I decide to bequeath her with one. “This is Alissa.”
The moment I say the name the girl seems to stand taller.
“Alissa,” she whispers.
“She survived on her own the two weeks we’ve been away,” I continue. “For that, she has demonstrated abilities rare in a human. Rarer still, for someone so young.”
“Yet you’ve stunted her growth,” Sebastian mutters. “She will be trapped in that body for all eternity.”
“Maybe not,” I whisper, running a hand through her hair.
A cruel, dark smile touches my lips.
“How many hours until daybreak?” I demand.
“Four. Maybe less,” a guard answers me.
“So, then you have two hours to break through that seal. And two more for us to load up whatever we find underneath to bring back to the Queen. Get to it!”
“Yes, my Prince,” they obey, and resume work.
“Walk with me, Alissa, won’t you?” I say.
I lead the way out of the church and into the dirty street.
I walk slowly in silence. The girl keeps step with me, not daring to speak for fear she might break the spell she must think she’s been put under.
We walk all the way to the edge of the village. A waist-high stone wall surrounds it. I jump up onto it, then lean down and offer Alissa a hand.
She surprises me by jumping up, much as I had, instead.
Maybe she’s not so meek, after all.
I turn back to look at the buildings. “This was your village,” I say. “It is all you’ve ever known.”
She nods.
“You were born here. You thought you would live your whole life here. You thought you would die here. Is that so?”
Silently, she nods.
“But then, one night much like this one, all you knew was destroyed. Your parents were killed. Their friends were killed. All the adults, all the children, were killed. Yet you survived.

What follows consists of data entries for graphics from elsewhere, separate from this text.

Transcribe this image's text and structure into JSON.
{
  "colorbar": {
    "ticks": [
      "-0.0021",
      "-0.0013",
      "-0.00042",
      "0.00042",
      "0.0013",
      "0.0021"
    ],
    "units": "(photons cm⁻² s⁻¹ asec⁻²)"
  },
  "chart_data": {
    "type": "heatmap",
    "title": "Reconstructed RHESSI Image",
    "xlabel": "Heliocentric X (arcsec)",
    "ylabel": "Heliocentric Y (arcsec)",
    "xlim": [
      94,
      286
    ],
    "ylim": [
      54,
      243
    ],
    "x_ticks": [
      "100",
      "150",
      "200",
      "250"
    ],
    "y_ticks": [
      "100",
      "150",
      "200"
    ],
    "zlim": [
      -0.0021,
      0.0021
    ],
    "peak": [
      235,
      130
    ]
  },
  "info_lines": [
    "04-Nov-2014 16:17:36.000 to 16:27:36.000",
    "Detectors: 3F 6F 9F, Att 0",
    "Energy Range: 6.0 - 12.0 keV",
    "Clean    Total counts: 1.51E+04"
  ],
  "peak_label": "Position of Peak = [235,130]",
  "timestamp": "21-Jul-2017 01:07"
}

How?”
I peer at her intently.
“I… I ran,” she says. She points to the edge of the woods. “I hid there all night. When day came, I came back, and saw…”
“It’s all right,” I say. “You don’t have to say.”
She nods, biting her lower lip.
I squat down beside her and take both of her shoulders. I fix my gaze onto her eyes.
“Do you know what I am?” I whisper.
She nods.
“Say it!”
“You’re an angel,” she says. “Came here to rescue me.”
I throw my head back and laugh. It startles her.
“If I am an angel of anything,” I say, showing her my fangs, “I am an angel of death. It was I who destroyed your whole village. Me and my kind, who you’ve already met. My kind, of which you’ve now become.”
Her eyes harden. “You gave me life,” she says intently. “I know you are good.”
Once more I laugh. “I gave you life,” I say. “Only so that I could rip it away.”
“I don’t believe you.”
The audacity of this little girl surprises me.
“Well,” I say, rising. “Maybe it’s better that you don’t.” I flare my senses, as far as they can go, and…
There! Five or six miles away, along the road, I feel a small group of humans, slumbering for the night.
“Would you like to go hunt?” I ask her.
“Hunt?” She seems confused.
“You’ll see. Follow me!”
I burst off in a breakneck run through the trees, racing for the slumbering party.
I go at a pace that should make it hard for Alissa to keep up. But she surprises me once more with how damn fast she’s taken to her new body.